Happy Accident: Comix Artists and UW20
Five graphic novelists spoke about their creative process in Gelman Library 301 on Monday, October 6. This was the third annual event held in junction with Gelman’s Graphic Novel Collection. According to Dr. Heather Schell, organizer and Assistant Professor of Writing, the panel brought together artists, writers, students and community members in a dynamic exploration of comic arts, new literacies, and collaborative writing. Earlier in the day, graphic novelist Jesse Reklaw led a select group of UW20 students in a hands-on cartooning workshop, in which they illustrated their dreams.

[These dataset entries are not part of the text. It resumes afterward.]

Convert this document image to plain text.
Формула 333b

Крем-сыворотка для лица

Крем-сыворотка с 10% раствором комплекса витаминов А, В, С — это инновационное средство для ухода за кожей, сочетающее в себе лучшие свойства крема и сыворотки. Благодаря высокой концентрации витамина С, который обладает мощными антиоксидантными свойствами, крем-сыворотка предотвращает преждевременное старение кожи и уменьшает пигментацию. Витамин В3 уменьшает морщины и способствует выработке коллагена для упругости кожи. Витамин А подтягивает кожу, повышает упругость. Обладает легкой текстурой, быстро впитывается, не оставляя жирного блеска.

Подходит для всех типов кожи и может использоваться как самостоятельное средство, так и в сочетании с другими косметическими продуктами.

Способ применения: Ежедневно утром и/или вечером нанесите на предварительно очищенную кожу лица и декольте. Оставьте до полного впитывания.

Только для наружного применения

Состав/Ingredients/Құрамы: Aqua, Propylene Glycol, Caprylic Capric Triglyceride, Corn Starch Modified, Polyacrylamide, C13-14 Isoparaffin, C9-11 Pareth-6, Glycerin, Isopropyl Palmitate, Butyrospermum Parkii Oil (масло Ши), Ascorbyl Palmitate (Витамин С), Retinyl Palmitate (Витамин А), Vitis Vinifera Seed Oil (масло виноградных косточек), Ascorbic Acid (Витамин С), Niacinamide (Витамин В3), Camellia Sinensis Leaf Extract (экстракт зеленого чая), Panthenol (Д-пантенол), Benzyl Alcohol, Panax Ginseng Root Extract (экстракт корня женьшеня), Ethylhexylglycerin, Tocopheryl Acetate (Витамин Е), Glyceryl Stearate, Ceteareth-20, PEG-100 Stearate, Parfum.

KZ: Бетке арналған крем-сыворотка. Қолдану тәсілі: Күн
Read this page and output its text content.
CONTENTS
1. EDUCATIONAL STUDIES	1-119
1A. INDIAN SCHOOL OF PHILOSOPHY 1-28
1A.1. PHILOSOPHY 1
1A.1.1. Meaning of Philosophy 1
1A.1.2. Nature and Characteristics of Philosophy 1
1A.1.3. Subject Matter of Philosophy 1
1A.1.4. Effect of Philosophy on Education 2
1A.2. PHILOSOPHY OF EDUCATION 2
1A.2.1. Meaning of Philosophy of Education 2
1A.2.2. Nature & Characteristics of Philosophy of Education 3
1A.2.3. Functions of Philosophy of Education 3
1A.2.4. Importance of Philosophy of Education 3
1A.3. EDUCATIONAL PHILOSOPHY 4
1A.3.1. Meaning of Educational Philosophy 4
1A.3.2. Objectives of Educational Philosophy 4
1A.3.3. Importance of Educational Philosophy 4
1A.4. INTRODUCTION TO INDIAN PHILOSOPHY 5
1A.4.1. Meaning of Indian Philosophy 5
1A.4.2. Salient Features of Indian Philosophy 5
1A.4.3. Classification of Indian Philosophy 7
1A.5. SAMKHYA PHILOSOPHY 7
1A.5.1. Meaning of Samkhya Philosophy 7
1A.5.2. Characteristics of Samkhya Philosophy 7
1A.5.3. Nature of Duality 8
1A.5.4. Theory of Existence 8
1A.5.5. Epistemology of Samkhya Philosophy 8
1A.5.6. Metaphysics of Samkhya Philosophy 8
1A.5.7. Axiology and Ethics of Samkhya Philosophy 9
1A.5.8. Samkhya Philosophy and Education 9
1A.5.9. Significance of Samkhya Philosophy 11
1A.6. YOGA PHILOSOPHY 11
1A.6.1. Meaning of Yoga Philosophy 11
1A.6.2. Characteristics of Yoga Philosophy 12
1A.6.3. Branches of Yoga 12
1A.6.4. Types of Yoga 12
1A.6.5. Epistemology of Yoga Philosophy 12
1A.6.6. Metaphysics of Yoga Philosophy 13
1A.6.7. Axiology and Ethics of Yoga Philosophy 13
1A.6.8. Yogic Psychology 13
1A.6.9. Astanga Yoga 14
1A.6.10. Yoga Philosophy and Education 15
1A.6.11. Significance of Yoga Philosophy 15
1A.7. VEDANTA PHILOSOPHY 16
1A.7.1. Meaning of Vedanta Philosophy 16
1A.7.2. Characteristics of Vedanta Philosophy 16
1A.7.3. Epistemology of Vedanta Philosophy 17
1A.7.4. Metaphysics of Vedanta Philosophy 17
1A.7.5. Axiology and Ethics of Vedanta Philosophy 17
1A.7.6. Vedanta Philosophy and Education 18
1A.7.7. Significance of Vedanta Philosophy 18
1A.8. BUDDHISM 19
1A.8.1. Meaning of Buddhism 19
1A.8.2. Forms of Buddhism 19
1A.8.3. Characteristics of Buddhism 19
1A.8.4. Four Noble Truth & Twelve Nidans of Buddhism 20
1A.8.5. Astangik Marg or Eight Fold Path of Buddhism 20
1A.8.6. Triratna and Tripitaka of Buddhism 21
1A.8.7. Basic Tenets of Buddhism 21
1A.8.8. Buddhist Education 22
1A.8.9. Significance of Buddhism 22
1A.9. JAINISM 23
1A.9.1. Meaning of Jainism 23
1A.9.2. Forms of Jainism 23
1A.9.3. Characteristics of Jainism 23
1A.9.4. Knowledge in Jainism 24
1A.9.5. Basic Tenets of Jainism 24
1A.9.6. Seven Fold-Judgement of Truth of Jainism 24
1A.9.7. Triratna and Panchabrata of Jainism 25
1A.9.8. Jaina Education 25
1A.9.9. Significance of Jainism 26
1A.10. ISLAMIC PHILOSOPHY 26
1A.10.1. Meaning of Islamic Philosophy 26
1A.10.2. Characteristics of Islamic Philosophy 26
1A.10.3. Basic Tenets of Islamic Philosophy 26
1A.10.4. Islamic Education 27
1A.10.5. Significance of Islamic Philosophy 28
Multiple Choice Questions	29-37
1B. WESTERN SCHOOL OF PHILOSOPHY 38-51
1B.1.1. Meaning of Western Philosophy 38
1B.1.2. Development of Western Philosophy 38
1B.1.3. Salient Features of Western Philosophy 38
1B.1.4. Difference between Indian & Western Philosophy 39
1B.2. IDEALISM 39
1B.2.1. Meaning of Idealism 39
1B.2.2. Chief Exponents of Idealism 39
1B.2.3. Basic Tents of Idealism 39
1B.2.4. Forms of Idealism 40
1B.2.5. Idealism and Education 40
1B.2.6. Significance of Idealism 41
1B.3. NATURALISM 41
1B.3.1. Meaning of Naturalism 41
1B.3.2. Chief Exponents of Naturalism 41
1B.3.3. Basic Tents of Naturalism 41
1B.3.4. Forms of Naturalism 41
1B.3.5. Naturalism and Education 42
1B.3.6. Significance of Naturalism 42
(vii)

The event was co-sponsored by Gelman Library and the University Writing Program.
Student Lecture Series Event Draws Big Crowd
UW20 alumn Eva Ceder's talk on conspiracy theory prompts much discussion.
GW sophomore Eva Ceder gave a lecture on conspiracy theories surrounding the People’s Temple Mass Suicide in Jonestown, Guayana (read the paper ; view the lecture). Titled “Jonestown: A Lens into the Phenomenon of Conspiracy Theory,” her talk examined the prevalence of conspiracy theories in American life, and explained the personal and social imperatives behind these passionately-held beliefs. Assistant Professor of American Studies Kip Kosek provided a scholarly response.
Each semester the University Writing Program sponsors several lectures delivered by former UW20 students. Student-lecturers speak on matters of significant and compelling public or academic interest. Student-lecturers are nominated by the First-Year Writing Program faculty and selected in a rigorous peer review process by an editorial collective composed of UWP faculty, librarians, and former student-lecturers. After selection, student-lecturers work closely with a member of the editorial collective to develop their work for a public audience. Student Lecture Series events are moderated by intellectuals from GW and the Washington DC area, who also provide a considered response to the lecture. Each event holds significant opportunities for audience participation.
Past events have included lectures on gay marriage, liberation theology and indigenous discourse, Asian American identity, the assassination of John F. Kennedy, and the social meanings of incarceration.